Giovanni Giro, an Italian fascist official, had been sent to Albania to organize a fascist youth movement there prior to the Italian annexation of the country. However, these efforts had been largely unsuccessful. On the contrary, his activities created various diplomatic incidents.

Following the Italian invasion of Albania in April 1939, Achille Starace, a leading fascist organizer, was sent to Albania to set up the Albanian Fascist Party and the Albanian Fascist Youth. ENGA, an Albanian youth organization modelled after the Italian Opera Nazionale Balilla organization merged into GLA. After the founding of the GLA, Giro remained the main organizer of the movement. The GLA was modelled after the Italian Youth of the Lictor, and was politically under the command of its Italian counterpart. The uniforms of GLA were similar to those used in Italy. Girls were organized in Female Youth of the Lictor (Gioventù Femminile del Littorio) and boys under fourteen years of age were organized in Balilla groups. Parallel to the Youth of the Lictor there were also groups of university fascists, but these groups were rather marginal as Albania had few universities.

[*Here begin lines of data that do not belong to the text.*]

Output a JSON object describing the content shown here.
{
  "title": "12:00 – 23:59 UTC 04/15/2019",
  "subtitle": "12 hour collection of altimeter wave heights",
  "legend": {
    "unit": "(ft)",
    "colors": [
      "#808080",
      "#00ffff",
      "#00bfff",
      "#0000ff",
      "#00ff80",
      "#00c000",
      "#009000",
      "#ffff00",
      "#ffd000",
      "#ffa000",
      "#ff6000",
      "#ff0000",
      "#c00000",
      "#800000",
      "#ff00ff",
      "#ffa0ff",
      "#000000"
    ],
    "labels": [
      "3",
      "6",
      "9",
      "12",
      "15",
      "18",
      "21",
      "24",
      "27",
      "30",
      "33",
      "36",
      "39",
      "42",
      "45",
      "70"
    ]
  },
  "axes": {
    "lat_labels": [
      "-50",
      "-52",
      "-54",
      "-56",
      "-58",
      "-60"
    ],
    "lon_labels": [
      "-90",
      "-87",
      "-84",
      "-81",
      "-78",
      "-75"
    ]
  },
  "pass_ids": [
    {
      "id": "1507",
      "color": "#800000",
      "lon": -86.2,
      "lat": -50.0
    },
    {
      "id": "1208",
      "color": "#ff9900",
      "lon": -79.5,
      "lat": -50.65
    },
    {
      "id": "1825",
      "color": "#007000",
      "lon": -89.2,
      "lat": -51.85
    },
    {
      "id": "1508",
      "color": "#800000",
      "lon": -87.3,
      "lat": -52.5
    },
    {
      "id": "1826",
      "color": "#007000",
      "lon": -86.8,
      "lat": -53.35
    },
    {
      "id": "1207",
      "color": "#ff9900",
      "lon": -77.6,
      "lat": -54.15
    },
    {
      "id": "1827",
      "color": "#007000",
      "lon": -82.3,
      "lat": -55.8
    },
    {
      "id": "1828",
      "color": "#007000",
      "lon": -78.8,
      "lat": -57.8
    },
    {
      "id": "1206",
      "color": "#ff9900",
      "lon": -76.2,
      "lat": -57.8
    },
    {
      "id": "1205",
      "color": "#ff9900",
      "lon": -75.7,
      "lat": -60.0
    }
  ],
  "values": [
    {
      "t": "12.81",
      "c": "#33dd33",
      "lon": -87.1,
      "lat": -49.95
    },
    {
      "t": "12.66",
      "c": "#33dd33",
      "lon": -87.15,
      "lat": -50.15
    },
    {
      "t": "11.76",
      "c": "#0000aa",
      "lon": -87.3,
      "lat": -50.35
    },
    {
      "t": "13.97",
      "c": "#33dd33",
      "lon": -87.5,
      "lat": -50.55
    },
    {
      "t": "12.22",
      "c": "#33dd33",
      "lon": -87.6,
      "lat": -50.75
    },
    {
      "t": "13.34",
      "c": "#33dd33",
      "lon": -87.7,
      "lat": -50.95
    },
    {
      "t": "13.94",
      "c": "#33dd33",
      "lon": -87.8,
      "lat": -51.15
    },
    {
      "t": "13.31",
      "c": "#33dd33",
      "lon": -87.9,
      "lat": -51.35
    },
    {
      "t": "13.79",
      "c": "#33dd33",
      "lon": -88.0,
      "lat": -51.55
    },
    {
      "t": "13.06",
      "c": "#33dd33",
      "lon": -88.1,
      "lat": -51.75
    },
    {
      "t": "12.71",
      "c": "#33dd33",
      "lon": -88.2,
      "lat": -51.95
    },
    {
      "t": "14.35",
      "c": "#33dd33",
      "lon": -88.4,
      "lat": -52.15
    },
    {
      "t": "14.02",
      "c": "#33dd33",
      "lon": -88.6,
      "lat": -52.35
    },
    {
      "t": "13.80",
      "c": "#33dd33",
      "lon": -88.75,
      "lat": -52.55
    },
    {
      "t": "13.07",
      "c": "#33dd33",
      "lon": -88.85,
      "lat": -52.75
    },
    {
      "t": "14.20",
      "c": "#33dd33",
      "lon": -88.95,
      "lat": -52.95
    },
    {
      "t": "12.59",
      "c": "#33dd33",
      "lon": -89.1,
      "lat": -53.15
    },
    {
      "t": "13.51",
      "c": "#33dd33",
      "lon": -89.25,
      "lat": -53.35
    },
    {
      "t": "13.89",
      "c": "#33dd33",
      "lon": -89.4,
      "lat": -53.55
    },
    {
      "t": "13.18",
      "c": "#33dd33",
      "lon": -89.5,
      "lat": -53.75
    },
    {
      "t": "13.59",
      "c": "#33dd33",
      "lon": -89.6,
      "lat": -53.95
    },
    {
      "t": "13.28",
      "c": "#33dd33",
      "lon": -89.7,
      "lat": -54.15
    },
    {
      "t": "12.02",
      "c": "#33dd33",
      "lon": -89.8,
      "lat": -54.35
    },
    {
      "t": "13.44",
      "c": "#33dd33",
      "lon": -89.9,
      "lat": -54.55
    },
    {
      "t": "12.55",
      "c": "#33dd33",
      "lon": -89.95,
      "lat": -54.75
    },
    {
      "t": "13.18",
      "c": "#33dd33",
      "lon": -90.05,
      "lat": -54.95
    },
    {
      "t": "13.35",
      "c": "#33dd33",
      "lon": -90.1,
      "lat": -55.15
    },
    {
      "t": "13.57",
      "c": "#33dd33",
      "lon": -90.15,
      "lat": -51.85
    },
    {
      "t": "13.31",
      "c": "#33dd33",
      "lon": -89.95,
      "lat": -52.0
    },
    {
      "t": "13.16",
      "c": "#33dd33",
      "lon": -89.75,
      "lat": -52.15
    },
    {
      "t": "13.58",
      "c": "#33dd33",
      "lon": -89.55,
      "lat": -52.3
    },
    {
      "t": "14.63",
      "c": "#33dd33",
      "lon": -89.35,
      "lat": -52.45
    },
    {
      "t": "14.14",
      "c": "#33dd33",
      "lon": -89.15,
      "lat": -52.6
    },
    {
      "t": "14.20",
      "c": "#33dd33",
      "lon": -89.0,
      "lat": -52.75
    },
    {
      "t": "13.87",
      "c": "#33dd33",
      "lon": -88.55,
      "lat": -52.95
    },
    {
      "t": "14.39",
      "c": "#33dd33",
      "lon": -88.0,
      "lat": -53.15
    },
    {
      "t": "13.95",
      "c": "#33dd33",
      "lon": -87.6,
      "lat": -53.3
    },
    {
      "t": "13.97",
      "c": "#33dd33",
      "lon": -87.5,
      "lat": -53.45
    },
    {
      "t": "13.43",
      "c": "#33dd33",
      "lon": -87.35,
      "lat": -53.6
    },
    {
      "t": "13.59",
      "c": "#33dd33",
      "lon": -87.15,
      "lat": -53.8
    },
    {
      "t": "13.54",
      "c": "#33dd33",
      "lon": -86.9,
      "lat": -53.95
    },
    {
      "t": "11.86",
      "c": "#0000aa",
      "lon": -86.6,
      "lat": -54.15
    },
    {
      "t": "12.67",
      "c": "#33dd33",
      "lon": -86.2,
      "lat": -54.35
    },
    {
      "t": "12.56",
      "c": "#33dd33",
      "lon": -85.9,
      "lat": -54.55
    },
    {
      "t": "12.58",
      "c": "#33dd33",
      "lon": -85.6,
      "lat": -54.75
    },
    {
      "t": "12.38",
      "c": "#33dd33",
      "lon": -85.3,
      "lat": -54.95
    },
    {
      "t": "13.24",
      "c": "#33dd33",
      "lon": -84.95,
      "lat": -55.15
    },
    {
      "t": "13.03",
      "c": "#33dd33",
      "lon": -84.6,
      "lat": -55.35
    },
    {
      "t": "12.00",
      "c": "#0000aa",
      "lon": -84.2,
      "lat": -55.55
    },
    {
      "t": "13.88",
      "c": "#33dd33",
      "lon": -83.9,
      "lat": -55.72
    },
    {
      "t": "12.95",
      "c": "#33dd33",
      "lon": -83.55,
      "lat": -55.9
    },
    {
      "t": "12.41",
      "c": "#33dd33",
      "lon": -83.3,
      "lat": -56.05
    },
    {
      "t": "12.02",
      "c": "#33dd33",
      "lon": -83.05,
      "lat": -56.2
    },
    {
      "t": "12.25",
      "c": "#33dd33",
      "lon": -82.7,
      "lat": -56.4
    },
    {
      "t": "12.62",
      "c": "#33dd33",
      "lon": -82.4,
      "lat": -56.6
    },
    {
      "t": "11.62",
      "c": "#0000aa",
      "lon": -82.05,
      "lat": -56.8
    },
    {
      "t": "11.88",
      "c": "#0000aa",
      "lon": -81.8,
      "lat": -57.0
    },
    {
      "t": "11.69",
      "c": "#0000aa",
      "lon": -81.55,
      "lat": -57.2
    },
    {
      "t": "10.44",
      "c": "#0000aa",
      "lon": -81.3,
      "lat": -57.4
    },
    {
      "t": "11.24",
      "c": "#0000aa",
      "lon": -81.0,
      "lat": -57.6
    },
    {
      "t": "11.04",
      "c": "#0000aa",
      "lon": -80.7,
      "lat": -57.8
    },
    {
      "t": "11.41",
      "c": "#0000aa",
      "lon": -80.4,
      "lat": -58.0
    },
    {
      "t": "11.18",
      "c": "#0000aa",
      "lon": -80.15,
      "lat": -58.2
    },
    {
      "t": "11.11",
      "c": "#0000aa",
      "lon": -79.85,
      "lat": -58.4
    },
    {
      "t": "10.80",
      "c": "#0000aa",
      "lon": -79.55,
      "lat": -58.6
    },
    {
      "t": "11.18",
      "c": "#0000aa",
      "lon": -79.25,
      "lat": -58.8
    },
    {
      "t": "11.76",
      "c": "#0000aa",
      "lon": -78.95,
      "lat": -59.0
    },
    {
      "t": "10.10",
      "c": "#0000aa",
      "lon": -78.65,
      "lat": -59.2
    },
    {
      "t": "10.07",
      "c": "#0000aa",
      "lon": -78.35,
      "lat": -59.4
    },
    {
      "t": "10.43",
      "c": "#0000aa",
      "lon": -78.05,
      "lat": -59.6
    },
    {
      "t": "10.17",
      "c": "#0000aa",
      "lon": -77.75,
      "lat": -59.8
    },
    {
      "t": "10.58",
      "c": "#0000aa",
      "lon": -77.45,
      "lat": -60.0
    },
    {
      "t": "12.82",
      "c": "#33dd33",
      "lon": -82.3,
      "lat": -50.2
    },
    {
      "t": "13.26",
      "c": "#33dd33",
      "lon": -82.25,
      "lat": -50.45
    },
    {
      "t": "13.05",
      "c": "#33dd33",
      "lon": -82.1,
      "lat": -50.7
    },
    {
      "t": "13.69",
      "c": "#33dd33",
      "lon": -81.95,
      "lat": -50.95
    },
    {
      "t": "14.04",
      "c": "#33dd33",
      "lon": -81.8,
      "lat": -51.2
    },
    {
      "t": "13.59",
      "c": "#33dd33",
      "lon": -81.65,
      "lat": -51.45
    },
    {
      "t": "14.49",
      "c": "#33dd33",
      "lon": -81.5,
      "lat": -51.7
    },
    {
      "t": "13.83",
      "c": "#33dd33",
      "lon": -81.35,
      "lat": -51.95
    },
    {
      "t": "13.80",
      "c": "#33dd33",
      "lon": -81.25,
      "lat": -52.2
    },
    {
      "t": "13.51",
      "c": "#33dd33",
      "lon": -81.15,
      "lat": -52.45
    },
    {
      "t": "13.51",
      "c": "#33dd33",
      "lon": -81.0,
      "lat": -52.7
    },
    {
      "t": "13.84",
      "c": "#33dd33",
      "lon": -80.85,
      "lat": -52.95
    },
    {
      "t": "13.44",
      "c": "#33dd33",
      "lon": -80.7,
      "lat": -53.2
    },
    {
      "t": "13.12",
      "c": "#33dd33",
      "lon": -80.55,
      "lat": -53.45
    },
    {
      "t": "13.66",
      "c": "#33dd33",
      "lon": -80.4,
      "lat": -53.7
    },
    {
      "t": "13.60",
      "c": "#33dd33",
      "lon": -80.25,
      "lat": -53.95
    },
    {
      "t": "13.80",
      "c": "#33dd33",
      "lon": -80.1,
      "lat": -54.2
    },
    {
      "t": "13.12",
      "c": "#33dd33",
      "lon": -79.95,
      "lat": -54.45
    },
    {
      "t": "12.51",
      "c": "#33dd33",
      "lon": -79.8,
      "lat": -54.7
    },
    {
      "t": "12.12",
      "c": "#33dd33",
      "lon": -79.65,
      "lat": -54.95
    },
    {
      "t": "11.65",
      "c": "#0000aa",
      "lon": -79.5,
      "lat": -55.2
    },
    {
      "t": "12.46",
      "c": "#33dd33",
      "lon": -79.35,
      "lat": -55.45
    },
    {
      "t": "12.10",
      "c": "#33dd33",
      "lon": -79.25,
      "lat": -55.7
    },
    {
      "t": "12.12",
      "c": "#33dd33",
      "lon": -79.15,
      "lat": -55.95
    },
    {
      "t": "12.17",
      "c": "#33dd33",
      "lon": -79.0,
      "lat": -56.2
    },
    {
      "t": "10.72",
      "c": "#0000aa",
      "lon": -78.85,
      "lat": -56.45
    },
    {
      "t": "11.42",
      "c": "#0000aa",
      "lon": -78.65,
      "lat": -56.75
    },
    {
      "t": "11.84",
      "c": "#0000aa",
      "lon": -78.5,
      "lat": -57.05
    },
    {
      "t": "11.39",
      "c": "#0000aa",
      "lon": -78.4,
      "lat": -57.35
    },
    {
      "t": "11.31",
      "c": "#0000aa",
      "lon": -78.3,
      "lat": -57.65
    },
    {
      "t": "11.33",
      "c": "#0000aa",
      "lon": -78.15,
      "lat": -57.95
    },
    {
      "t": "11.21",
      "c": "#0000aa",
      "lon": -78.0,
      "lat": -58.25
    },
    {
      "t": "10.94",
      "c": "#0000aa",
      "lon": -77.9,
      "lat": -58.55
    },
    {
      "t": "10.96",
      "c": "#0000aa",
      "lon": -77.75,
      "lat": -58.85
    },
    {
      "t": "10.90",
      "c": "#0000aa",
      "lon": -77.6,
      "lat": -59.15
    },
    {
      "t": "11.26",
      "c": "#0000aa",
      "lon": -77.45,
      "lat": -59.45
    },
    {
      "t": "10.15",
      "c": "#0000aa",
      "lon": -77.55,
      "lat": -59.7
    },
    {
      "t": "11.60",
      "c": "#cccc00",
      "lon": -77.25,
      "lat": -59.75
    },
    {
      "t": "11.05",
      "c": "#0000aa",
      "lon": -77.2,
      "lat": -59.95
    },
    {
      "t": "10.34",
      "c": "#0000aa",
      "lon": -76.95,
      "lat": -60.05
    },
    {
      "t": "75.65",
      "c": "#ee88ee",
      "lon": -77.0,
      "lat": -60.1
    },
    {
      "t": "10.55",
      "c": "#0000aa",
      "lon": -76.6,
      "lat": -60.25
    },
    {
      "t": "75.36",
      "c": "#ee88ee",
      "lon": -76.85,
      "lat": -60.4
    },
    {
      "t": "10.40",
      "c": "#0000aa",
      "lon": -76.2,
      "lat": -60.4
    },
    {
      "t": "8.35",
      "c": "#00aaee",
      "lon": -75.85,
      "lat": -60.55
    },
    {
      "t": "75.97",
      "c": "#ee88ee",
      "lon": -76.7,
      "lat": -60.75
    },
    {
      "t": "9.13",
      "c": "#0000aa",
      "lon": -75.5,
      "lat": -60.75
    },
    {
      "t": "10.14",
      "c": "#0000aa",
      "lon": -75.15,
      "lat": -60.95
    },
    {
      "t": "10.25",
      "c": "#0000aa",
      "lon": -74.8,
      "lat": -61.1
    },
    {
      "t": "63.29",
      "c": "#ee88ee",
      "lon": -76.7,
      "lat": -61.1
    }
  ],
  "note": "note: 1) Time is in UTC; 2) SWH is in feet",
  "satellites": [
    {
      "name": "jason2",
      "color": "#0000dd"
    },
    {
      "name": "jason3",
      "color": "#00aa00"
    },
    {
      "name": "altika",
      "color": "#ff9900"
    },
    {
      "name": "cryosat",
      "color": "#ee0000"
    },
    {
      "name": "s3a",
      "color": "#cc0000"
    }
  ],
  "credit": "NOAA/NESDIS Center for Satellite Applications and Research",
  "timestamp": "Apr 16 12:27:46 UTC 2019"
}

The Italian authorities built a marble palace for the GLA in Tirana, in the same complex as the Casa del Fascio, one of a series of lavish façades that popped up in the city during Italian rule.

The organization's press organ was Liktori (Lictor) newspaper, with Ligor Buzi as editor.

Ramiz Alia, who served as head of state of Albania in 1985-1992, had been a member of the fascist youth movement, but later left it and in 1943 he joined the Communist resistance movement.